Porém, a primeira referência escrita conhecida sobre a Ínsua, é atribuída por muitos à seguinte passagem do “poema geográfico” conhecido por “Ora Marítima” ou “Orla Marítima”, de Rufo Fiesto Avieno, e que seria uma compilação, tradução de escritos de viagens (périplos, como se chamavam), de navegadores do Século V a.C.: Diz-se nessa parte do poema:

 

“Existe depois (“depois” de “duas ilhas, despovoadas pela estreiteza das suas paragens“, que parecem corresponder às duas ilhas Cies) antes das Rias de Vigo. uma ilha, em alto mar, rica em plantas e consagrada a Saturno. Porém, a força da sua natureza é tão potente que se algum navegador se aproximar, imediatamente o mar em volta da ilha se revolta, e a própria ilha agita, estremecendo o seu chão desde as profundidades, enquanto que todo o restante mar circundante permanece silencioso como um lago.” (in Ora Marítima, Afieno, Séc. IV, baseando-se provavelmente no Périplo de Himilicão – que remonta ao Século V a.C.).

 

Ora, se a Ínsua era conhecida pelos Romanos desde a sua chegada ao noroeste peninsular, se o Rio Minho, que nela desagua era já então navegável, pelo menos até Monção e se tivermos presente quer a existência de salinas por toda esta região, com destaque para as que recentemente foram postas a descoberto no Seixal, parece fazer todo o sentido a proposta de Crespán.

 

Com esta nova interpretação da Per Loca Marítima, a Ínsua e o Rio Minho (até Tuy) entram no mapa do Império Romano, a que se somam as Ilhas Cies, a Praya da Lanzada e a Praia do Castro da Catoira. Trata-se de um percurso de “cortar a respiração” pela intensa beleza dos lugares que cruza (a meio deste percurso temos Cerveira, seguida pelas ilhas da Boega e dos Amores, depois aquela a que chamam “Bela Marinheira”, Caminha e logo: a Ínsua.

 

A Insua a quem o Prof. Hermano Saraiva dedicou ums dos seus últimos programas que termina com um grito de socorro por esta ilha, entretanto esquecida de um passado que agora ressurge na teoria de Crespán, confirmando as suspeitas de muitos: que a Per loca Marítima passaria necessariamente por Caminha, que a dada altura seria conhecida por Aquis Celenae, Silenae, ou Cilenis.

 

Ignoro em absoluto se até à data foi realizado qualquer levantamento arqueológico na Ínsua.
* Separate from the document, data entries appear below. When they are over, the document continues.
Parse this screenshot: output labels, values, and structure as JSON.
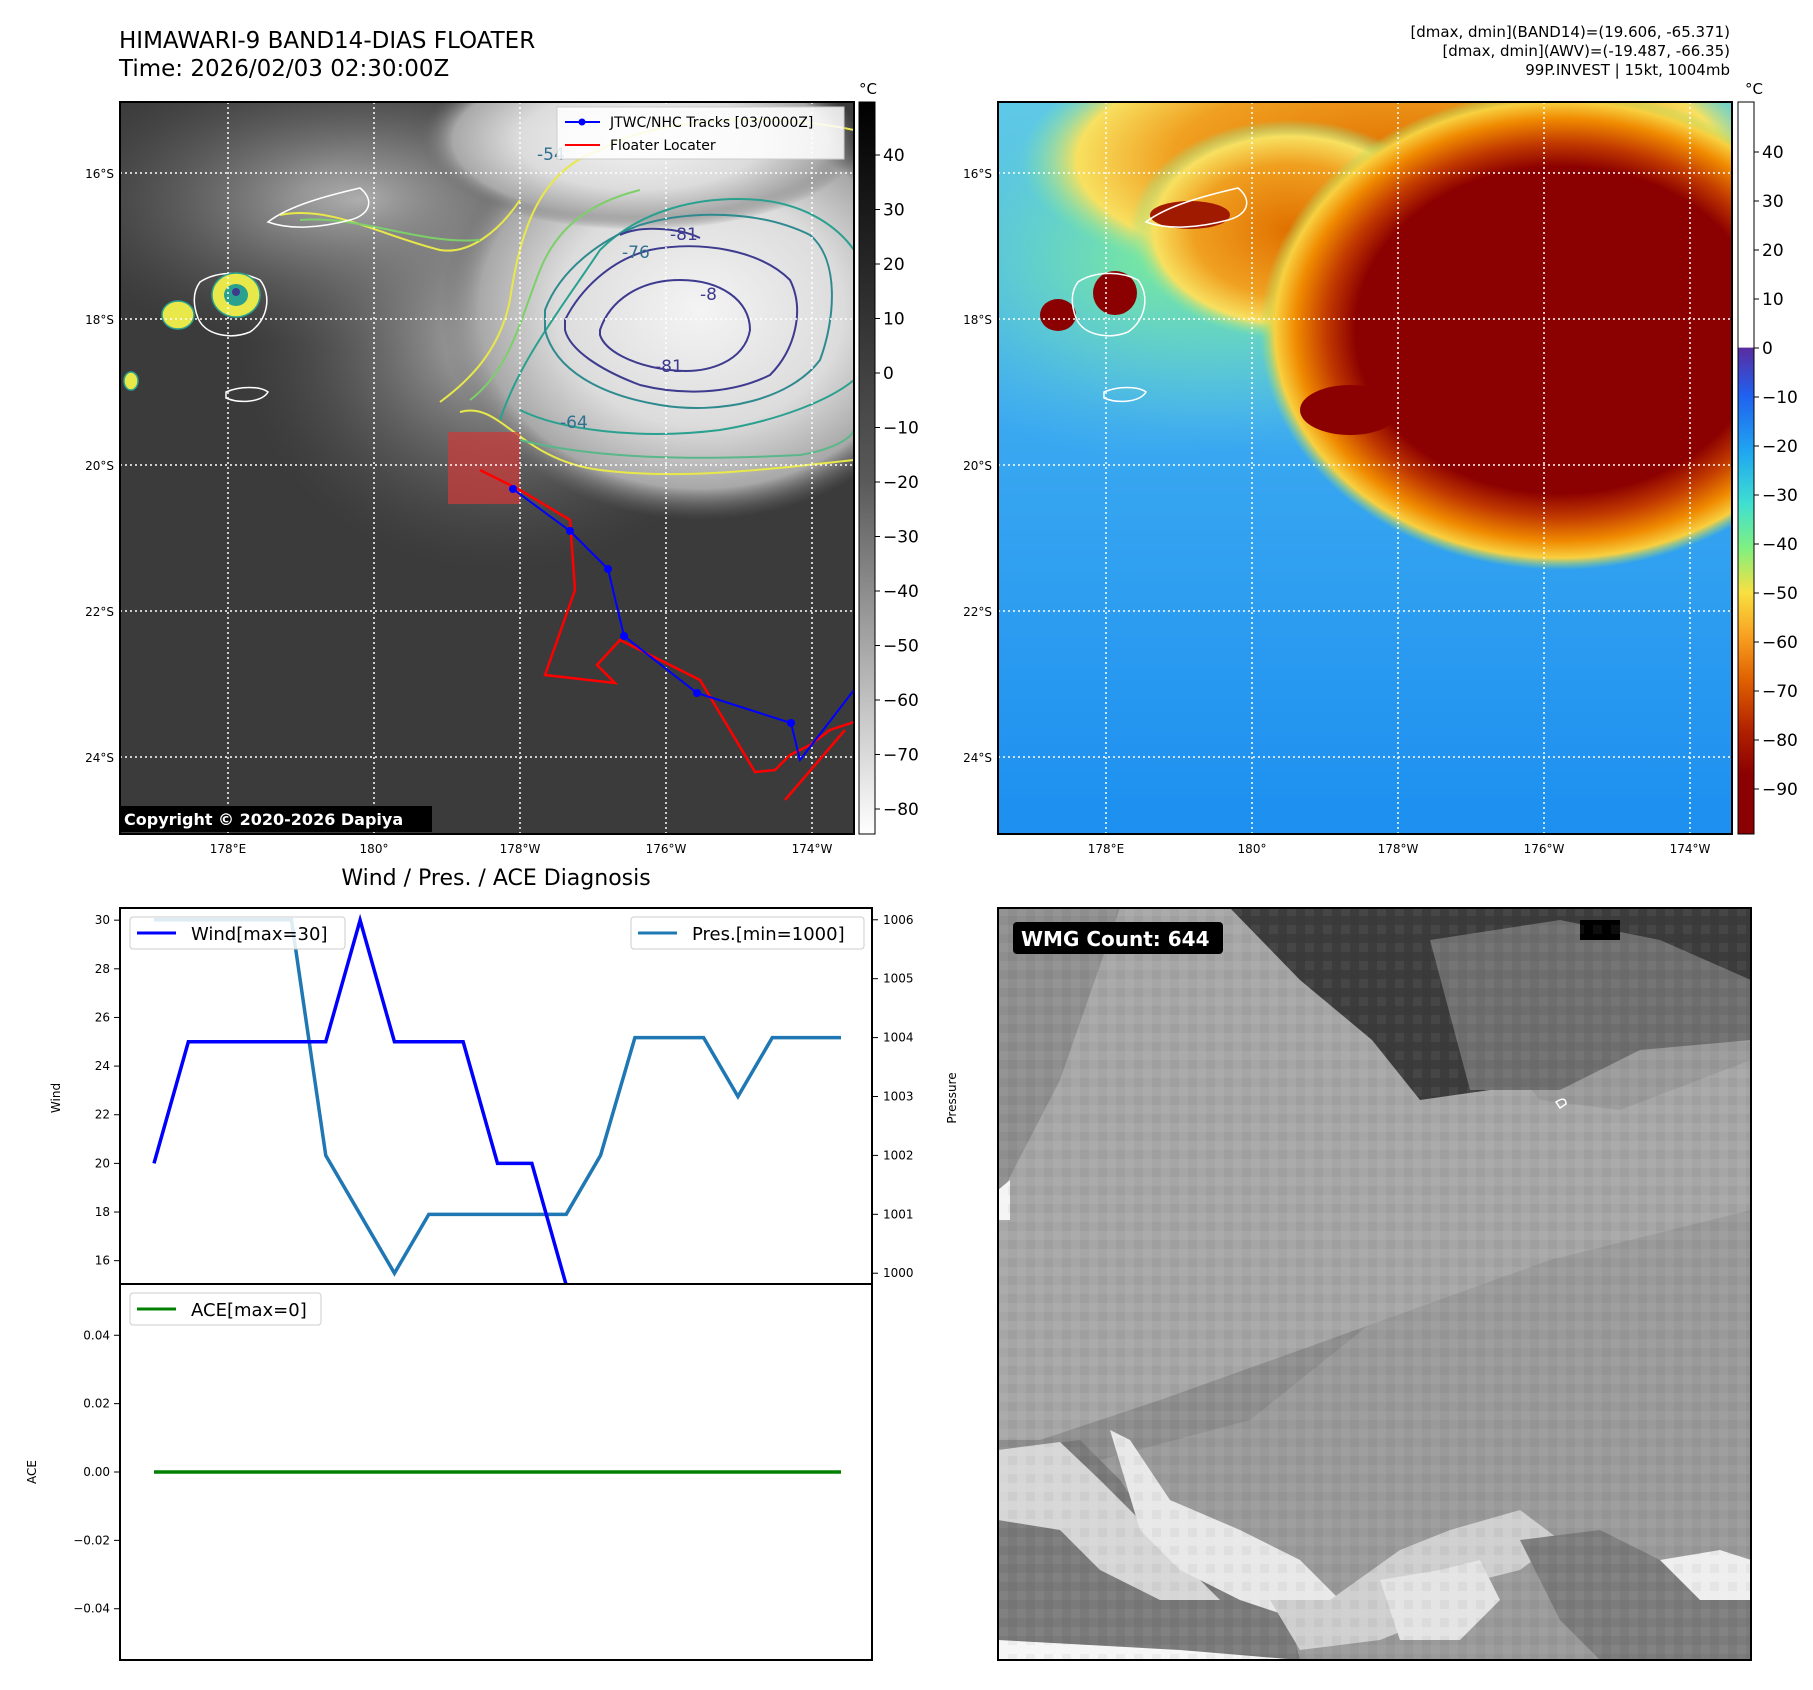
{
  "header": {
    "title_line1": "HIMAWARI-9 BAND14-DIAS FLOATER",
    "title_line2": "Time: 2026/02/03 02:30:00Z",
    "info_line1": "[dmax, dmin](BAND14)=(19.606, -65.371)",
    "info_line2": "[dmax, dmin](AWV)=(-19.487, -66.35)",
    "info_line3": "99P.INVEST | 15kt, 1004mb"
  },
  "map_left": {
    "lat_labels": [
      "16°S",
      "18°S",
      "20°S",
      "22°S",
      "24°S"
    ],
    "lon_labels": [
      "178°E",
      "180°",
      "178°W",
      "176°W",
      "174°W"
    ],
    "legend": [
      "JTWC/NHC Tracks [03/0000Z]",
      "Floater Locater"
    ],
    "contour_labels": [
      "-54",
      "-76",
      "-81",
      "-8",
      "-81",
      "-64"
    ],
    "copyright": "Copyright © 2020-2026 Dapiya",
    "colorbar_unit": "°C",
    "colorbar_ticks": [
      "40",
      "30",
      "20",
      "10",
      "0",
      "−10",
      "−20",
      "−30",
      "−40",
      "−50",
      "−60",
      "−70",
      "−80"
    ],
    "colors": {
      "track": "#0000ff",
      "locator": "#ff0000"
    }
  },
  "map_right": {
    "lat_labels": [
      "16°S",
      "18°S",
      "20°S",
      "22°S",
      "24°S"
    ],
    "lon_labels": [
      "178°E",
      "180°",
      "178°W",
      "176°W",
      "174°W"
    ],
    "colorbar_unit": "°C",
    "colorbar_ticks": [
      "40",
      "30",
      "20",
      "10",
      "0",
      "−10",
      "−20",
      "−30",
      "−40",
      "−50",
      "−60",
      "−70",
      "−80",
      "−90"
    ]
  },
  "diag": {
    "title": "Wind / Pres. / ACE Diagnosis",
    "wind_legend": "Wind[max=30]",
    "pres_legend": "Pres.[min=1000]",
    "ace_legend": "ACE[max=0]",
    "wind_label": "Wind",
    "pres_label": "Pressure",
    "ace_label": "ACE",
    "wind_ticks": [
      "30",
      "28",
      "26",
      "24",
      "22",
      "20",
      "18",
      "16"
    ],
    "pres_ticks": [
      "1006",
      "1005",
      "1004",
      "1003",
      "1002",
      "1001",
      "1000"
    ],
    "ace_ticks": [
      "0.04",
      "0.02",
      "0.00",
      "−0.02",
      "−0.04"
    ]
  },
  "wmg": {
    "label": "WMG Count: 644"
  },
  "chart_data": [
    {
      "type": "line",
      "title": "Wind / Pres. / ACE Diagnosis",
      "ylabel": "Wind",
      "ylim": [
        15,
        30.5
      ],
      "x": [
        0,
        1,
        2,
        3,
        4,
        5,
        6,
        7,
        8,
        9,
        10,
        11,
        12,
        13,
        14,
        15,
        16,
        17,
        18,
        19,
        20
      ],
      "series": [
        {
          "name": "Wind[max=30]",
          "color": "#0000ff",
          "values": [
            20,
            25,
            25,
            25,
            25,
            25,
            30,
            25,
            25,
            25,
            20,
            20,
            15,
            15,
            15,
            15,
            15,
            15,
            15,
            15,
            15
          ]
        }
      ]
    },
    {
      "type": "line",
      "ylabel": "Pressure",
      "ylim": [
        999.8,
        1006.2
      ],
      "x": [
        0,
        1,
        2,
        3,
        4,
        5,
        6,
        7,
        8,
        9,
        10,
        11,
        12,
        13,
        14,
        15,
        16,
        17,
        18,
        19,
        20
      ],
      "series": [
        {
          "name": "Pres.[min=1000]",
          "color": "#1f77b4",
          "values": [
            1006,
            1006,
            1006,
            1006,
            1006,
            1002,
            1001,
            1000,
            1001,
            1001,
            1001,
            1001,
            1001,
            1002,
            1004,
            1004,
            1004,
            1003,
            1004,
            1004,
            1004
          ]
        }
      ]
    },
    {
      "type": "line",
      "ylabel": "ACE",
      "ylim": [
        -0.055,
        0.055
      ],
      "x": [
        0,
        1,
        2,
        3,
        4,
        5,
        6,
        7,
        8,
        9,
        10,
        11,
        12,
        13,
        14,
        15,
        16,
        17,
        18,
        19,
        20
      ],
      "series": [
        {
          "name": "ACE[max=0]",
          "color": "#008000",
          "values": [
            0,
            0,
            0,
            0,
            0,
            0,
            0,
            0,
            0,
            0,
            0,
            0,
            0,
            0,
            0,
            0,
            0,
            0,
            0,
            0,
            0
          ]
        }
      ]
    }
  ]
}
A teoria de Crespán e as referências da antiguidade à existência de dois ancoradouros;  o facto da Ilha poder ter sido habitada, ou de alguma forma objecto de rituais de culto, ainda antes do início da construção do Convento (o que seria possível dada existir na ilha uma fonte de água doce;  a mesma fonte que permitiu que frades lá vivessem a partir de 1392, alguns deles por mais de duas décadas sem nunca irem a terra); as referências à existência de uma ermida de culto a Santa Maria da Ínsua, nomesmo lugar onde depois foi edificado o Convento; as referências à prática na ilha de um um culto pré-românico a Saturno (para outros, a Neptuno); a existência de inúmeras camboas (poças escavadas nas rochas que funcionavam como armadilhas para os peixes que ali ficavam retidas após a baixa da maré) e de dois cemitérios, ainda hoje referidos por quem por último viveu na Ilha: os faroleiros, constituem razões para ficar na expectativa do que possa mais vir a ser descoberto.